Washington — In an exchange of speeches that increasingly focused on presidential powers and whether President Bush had exceeded them, the Senate on Wednesday began formal debate on the nomination of Judge Samuel A. Alito Jr. to the Supreme Court.
No firm date has been set for a Senate vote, although both Democrats and Republicans say they expect it to be before the president's State of the Union address on Tuesday.
With no Democratic filibuster anticipated, Alito's confirmation on a largely party-line vote appears all but certain; almost all of the Senate's 55 Republicans and at least one Democrat, Ben Nelson of Nebraska, either have announced their support for him or are expected to do so.

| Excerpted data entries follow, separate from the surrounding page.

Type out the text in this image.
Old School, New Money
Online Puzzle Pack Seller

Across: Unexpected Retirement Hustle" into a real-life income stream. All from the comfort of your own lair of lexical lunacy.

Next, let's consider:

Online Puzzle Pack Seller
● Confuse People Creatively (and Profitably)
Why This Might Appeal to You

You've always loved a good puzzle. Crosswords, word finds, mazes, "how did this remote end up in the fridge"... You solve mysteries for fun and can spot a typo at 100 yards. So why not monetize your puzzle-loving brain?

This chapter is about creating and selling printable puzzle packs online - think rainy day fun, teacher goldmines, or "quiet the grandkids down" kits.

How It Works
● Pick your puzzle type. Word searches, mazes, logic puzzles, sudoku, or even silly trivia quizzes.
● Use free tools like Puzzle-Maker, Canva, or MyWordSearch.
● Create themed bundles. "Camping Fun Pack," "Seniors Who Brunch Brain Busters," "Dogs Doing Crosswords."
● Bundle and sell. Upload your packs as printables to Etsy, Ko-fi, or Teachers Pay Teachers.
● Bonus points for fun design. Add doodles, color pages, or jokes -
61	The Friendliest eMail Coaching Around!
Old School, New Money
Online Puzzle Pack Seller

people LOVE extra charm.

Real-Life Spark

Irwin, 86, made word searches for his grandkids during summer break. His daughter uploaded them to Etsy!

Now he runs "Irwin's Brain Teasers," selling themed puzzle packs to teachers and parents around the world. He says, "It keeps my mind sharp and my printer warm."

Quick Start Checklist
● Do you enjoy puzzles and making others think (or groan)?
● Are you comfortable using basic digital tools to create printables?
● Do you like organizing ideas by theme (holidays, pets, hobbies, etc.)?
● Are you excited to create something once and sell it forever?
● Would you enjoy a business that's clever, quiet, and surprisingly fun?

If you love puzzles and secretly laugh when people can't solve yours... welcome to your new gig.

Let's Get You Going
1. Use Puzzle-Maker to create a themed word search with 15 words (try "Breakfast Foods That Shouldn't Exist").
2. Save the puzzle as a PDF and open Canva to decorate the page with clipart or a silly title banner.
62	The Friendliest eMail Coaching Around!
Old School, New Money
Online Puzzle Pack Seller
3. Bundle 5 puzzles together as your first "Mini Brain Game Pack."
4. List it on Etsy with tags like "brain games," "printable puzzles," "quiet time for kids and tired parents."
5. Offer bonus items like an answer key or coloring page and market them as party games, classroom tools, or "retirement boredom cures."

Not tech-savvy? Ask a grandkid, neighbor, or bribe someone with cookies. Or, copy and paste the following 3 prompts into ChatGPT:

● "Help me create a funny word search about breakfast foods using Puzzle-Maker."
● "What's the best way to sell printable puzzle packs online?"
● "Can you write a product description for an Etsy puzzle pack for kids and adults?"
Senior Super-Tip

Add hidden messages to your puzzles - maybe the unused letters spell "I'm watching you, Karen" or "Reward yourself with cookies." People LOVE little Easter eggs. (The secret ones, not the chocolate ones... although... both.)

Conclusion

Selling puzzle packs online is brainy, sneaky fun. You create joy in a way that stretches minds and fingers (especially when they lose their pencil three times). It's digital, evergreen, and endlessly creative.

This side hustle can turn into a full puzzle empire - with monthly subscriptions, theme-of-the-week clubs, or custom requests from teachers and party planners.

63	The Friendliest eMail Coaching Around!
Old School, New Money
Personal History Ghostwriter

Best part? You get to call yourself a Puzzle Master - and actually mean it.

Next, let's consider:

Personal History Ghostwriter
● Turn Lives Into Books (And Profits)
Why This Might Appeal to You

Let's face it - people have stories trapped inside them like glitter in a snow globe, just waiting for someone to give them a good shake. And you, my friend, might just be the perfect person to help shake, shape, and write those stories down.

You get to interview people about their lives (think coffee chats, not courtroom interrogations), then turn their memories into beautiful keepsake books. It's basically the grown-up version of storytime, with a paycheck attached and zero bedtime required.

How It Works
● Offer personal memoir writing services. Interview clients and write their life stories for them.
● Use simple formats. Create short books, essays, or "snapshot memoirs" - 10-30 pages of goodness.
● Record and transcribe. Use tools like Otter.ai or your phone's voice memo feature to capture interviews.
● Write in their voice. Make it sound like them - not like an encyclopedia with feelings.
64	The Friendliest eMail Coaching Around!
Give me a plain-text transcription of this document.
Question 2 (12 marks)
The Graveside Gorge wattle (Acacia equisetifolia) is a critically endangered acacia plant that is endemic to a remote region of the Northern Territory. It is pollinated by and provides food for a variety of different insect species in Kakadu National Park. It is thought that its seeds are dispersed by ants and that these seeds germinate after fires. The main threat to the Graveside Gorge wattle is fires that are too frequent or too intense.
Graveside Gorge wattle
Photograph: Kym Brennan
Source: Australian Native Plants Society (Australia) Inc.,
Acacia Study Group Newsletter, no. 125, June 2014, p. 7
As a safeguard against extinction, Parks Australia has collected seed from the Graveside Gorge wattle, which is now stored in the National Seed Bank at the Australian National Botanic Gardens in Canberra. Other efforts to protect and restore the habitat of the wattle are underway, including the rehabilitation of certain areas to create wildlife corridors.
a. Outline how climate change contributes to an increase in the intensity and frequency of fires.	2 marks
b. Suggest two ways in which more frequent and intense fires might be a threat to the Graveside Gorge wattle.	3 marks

As a result, the debate over his nomination is increasingly serving as a showcase for another controversy: warrantless eavesdropping on individuals in the United States.
"The reason presidential power issues have come to dominate this confirmation process is that we have clearly arrived now at a crucial juncture in our nation, and on our highest court, over the question of whether a president of the United States is above the law," said Sen. Patrick J. Leahy of Vermont, the top Democrat on the Judiciary Committee.
In their Senate floor speeches, Democrats repeatedly complained that as a federal appellate judge, Alito has appeared to defer to executive authority to such a degree that they fear he will acquiesce to presidential claims of expanded powers.
Republicans accused Democrats of "smearing" Alito and unfairly representing his views.
The Judiciary Committee chairman, Sen. Arlen Specter, R-Pa., has scheduled hearings on the administration's warrantless eavesdropping for Feb. 6. Atty. Gen. Alberto R. Gonzales is scheduled to testify for a full day.
Democrats asked Specter to add other current and former administration officials to the roster for the hearing.
"I have nothing but praise for Sen. Specter for having these hearings and trying to get to the bottom of it. I'm just worried, if it's only the attorney general and then some academic experts, we won't get to the bottom of it," said Sen. Charles Schumer, D-N.Y., a member of the Judiciary Committee.
Meanwhile, Democrats on the Select Committee on Intelligence sent the committee chairman a letter demanding that he schedule a hearing on the wiretapping issue. The letter prompted a rapid and increasingly uncivil exchange between the committee's chairman, Republican Sen. Pat Roberts of Kansas, and its top Democrat, Sen. John D. Rockefeller IV of West Virginia, over whether and how the intelligence committee should review the controversy.
Roberts insisted that he had already scheduled a briefing for members and put the issue on the committee's agenda for discussion on Feb. 16.
Rockefeller responded that he and other committee Democrats had first requested a hearing five weeks ago and that anything less than a full hearing was too little too late.